FED: hawkish vision for 2017, Funds Rate in 0.75%

FED decision with hawkish tone.

After the meeting of the FOMC we know their decisions, and the truth surprised the tone much more hawkish than what the analysts expected, although I think it was necessary to do the Rate Hike, and better, gradually. Now control inflation and not so much employment will become the guide of the Fed in the next two years. In summary:

- The Rate Hike was given in the 0.25% expected, bringing the rate range to 0.50-0.75%.

- There will be at least 3 increases during 2017 (the rate can reach 1.5% by the end of that year), depending on the inflation and growth range with the Trumponomics.

- The FED sees growth and therefore in the long term estimate the interest rate will rise to 3% compared to the projected 2.9% previously. Likewise, core inflation fixes it at 1.7% at the end of this year.

If inflation rises threatening the target of 2%, the FED should accelerate its measures to cool the economy somewhat. And this is likely to happen with unemployment under 4.6%, salaries growing at 4% YoY, plus 4% growth plus tax reduction promised by Trump, undoubtedly domestic consumption will increase and with it inflation. Undoubtedly, we have to spin fine in the US to maintain financial stability.

Winner and losers

The big winner, without a doubt, the US Dollar /DX strengthened and with tremendous increases (+1.37% today) against all currencies, in the case of EUR/USD at level 1.04, minimum at 14 years, and with projection to finish 1/1 at the end of the year as you forecast a few weeks ago. With the pair USD/JPY comes in 118, heading to 120. And with the dollar, the whole banking sector also won.

 The big losers: minerals such as gold /GC and silver /SI, generally inversed to the dollar, with falls of the order of 3.5 and 7% respectively. The crude oil /CL also fell 3% although there I see other additional factors, such as doubts that comply with OPEC agreements, something already common among oil countries.

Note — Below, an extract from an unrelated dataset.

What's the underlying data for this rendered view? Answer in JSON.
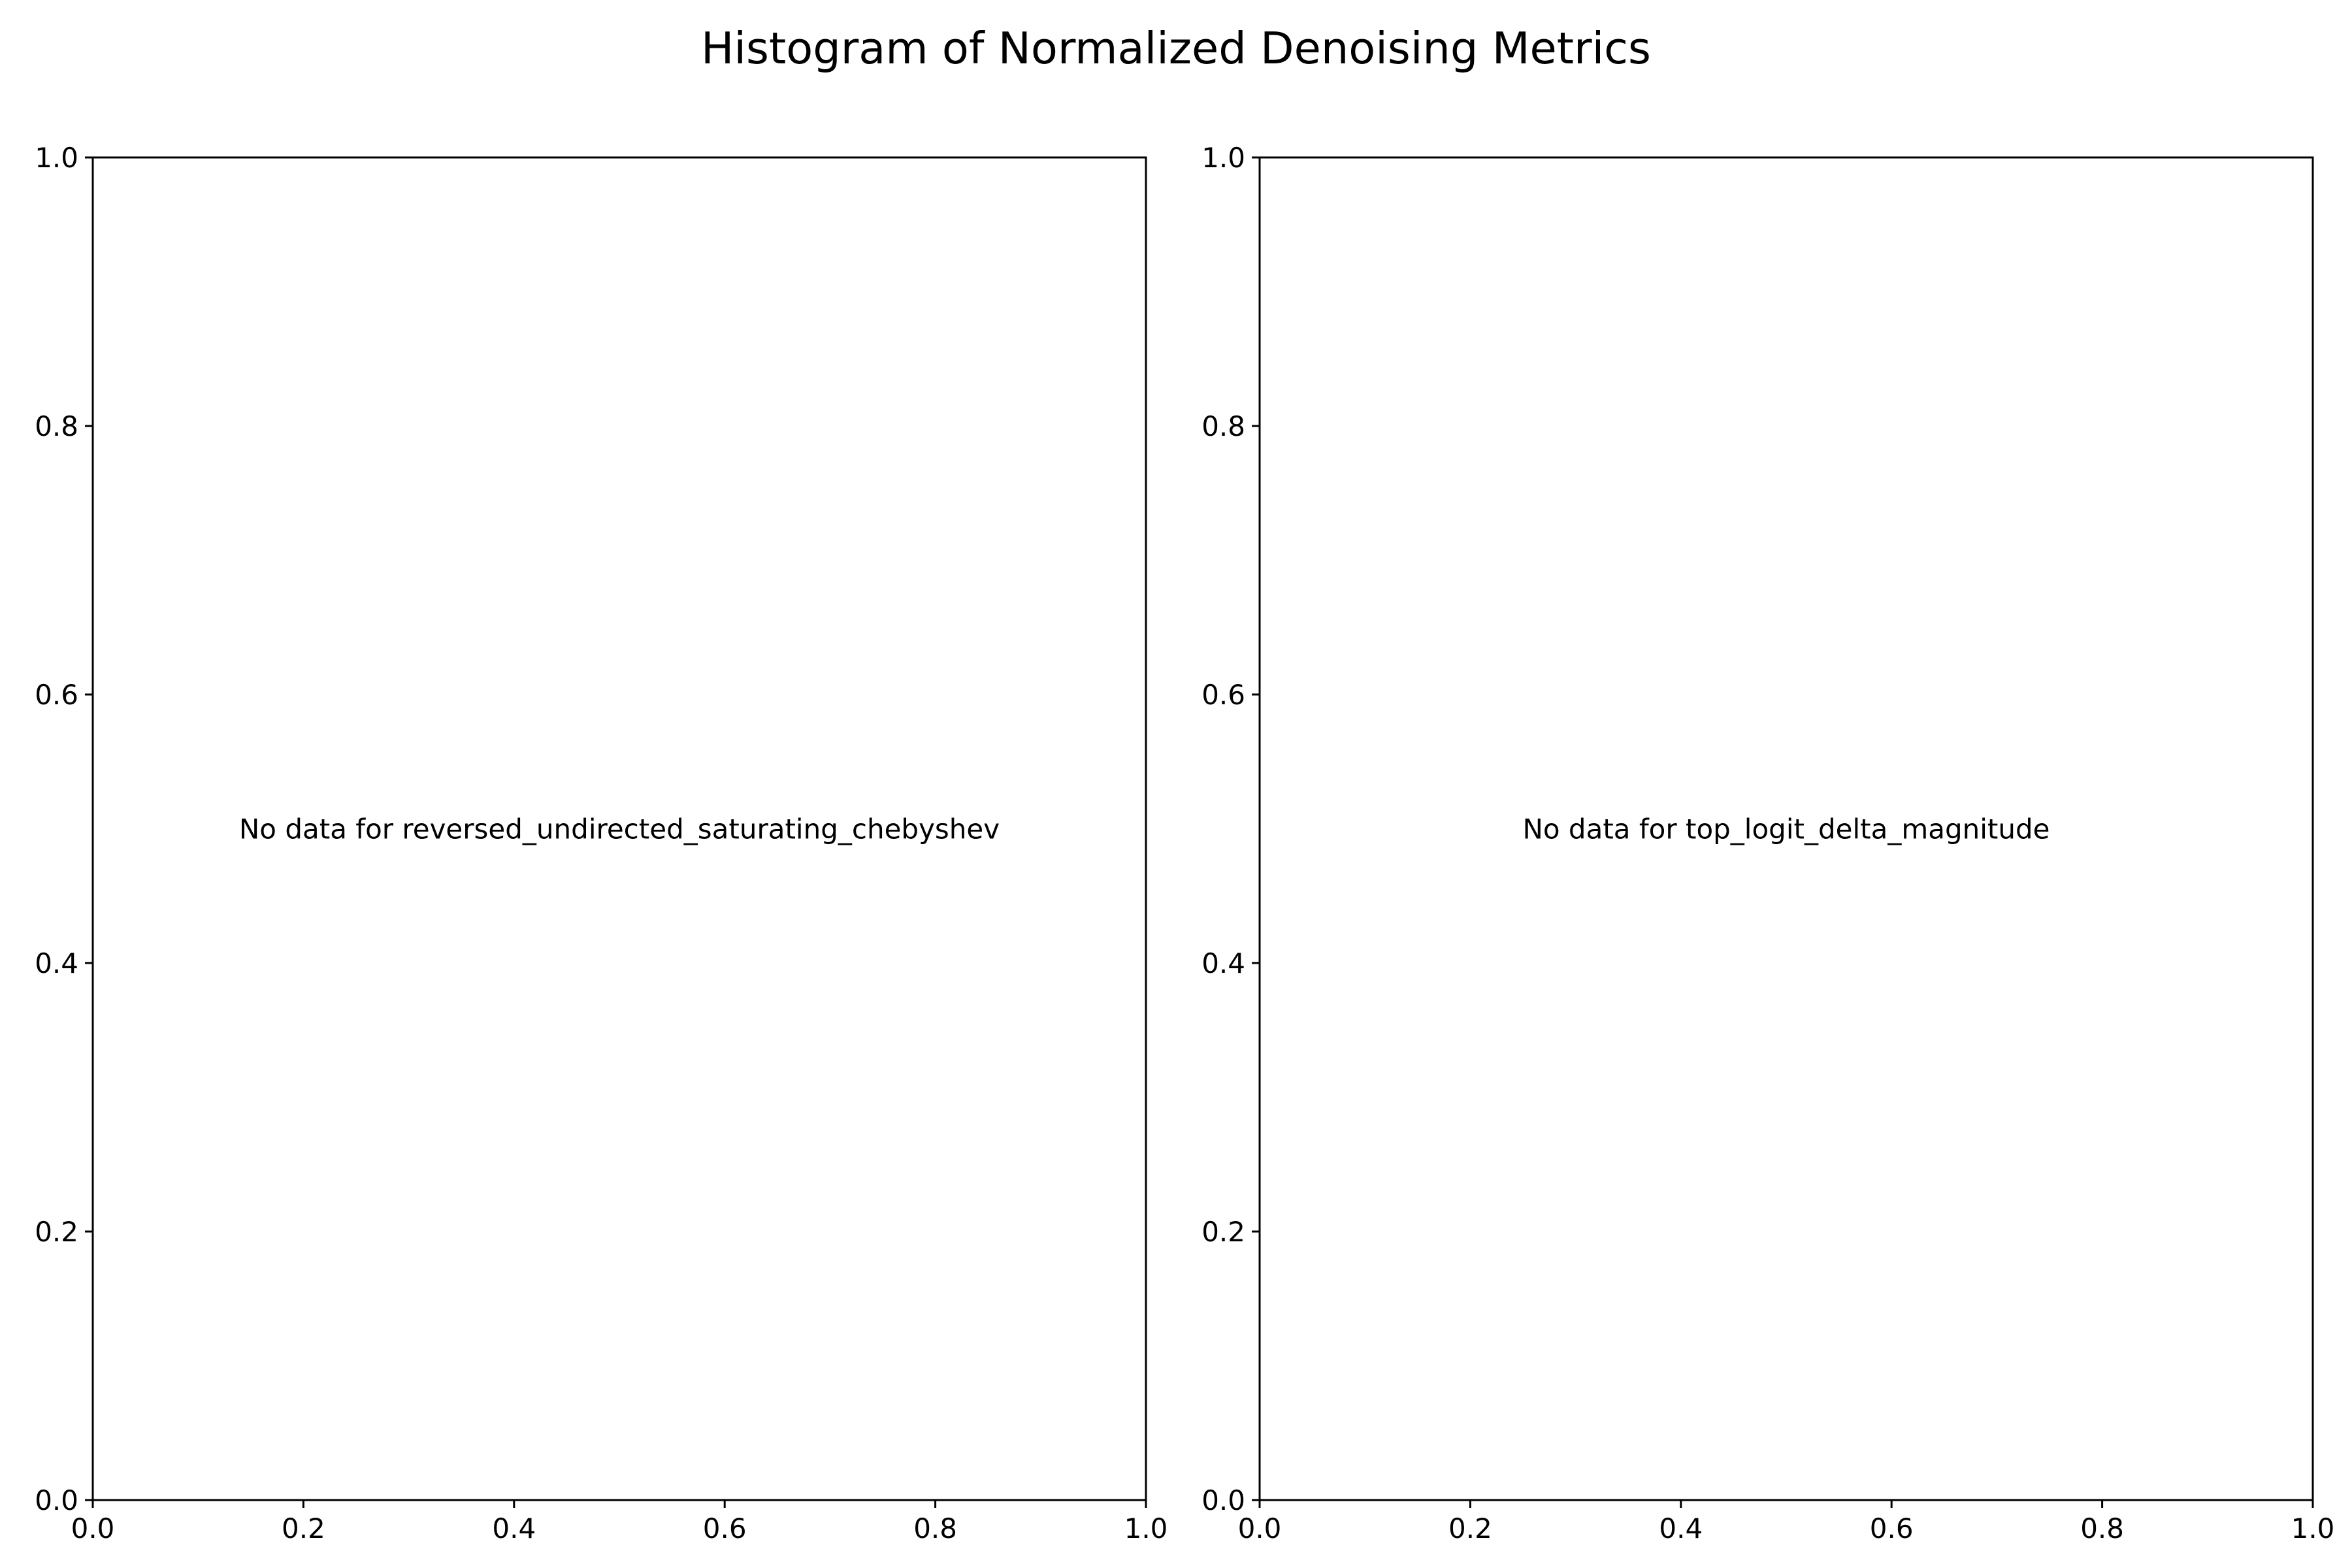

Gold is falling from Trump, obvious by the strength of the dollar. Technically in oversold field for weeks, should correct slightly soon despite there are no close supports.

Other big losers were the american Treasury Bonds, in their different maturations. I previously commented on its relevance, and today it takes more interest with these increases of types that come. With yesterday's sell off, its referential index, the yield of 10-year notes TNX reached 2.58% today and with all the strength necessary to reach 3% soon. Note that mortgages use this rate as a reference, therefore they will rise: it is convenient to monitor the mortgage sector, index $DJUSHB. Another fact that shows the strength of this yield: against the Bund (10-year German bond) the spread between both has reached a level that was not seen since the years of the Berlin Wall.

Some charts about FED decision

The Deutsche Bank DB presents its short-term vision of the different economic instruments in the US, in the table below. We already know the response of the FOMC, hawkish. We will see if your forecast is met and the Dow Jones $DJI reaches 20,000 points before the end of the year or if the market reacts as it usually does lately: go against any forecast or analysis.

The Recommended Reading

Another instrument of fixed income affected by the measures of the FED are the Treasury Bills, the safest and short-lived and, therefore, the most affected by changes in the i-rate. This article of the blog Jesse's Cafe Americain, is quite didactic explaining the index IRX that handles Wall Street to follow the T-Bills: its characteristics, behavior and weaknesses, with illustrative graphs comparing it with the other indices. I recommend your reading and careful analysis.

Wall Street is in "Extreme Greed"! mode, according to this CNNMoney indicator.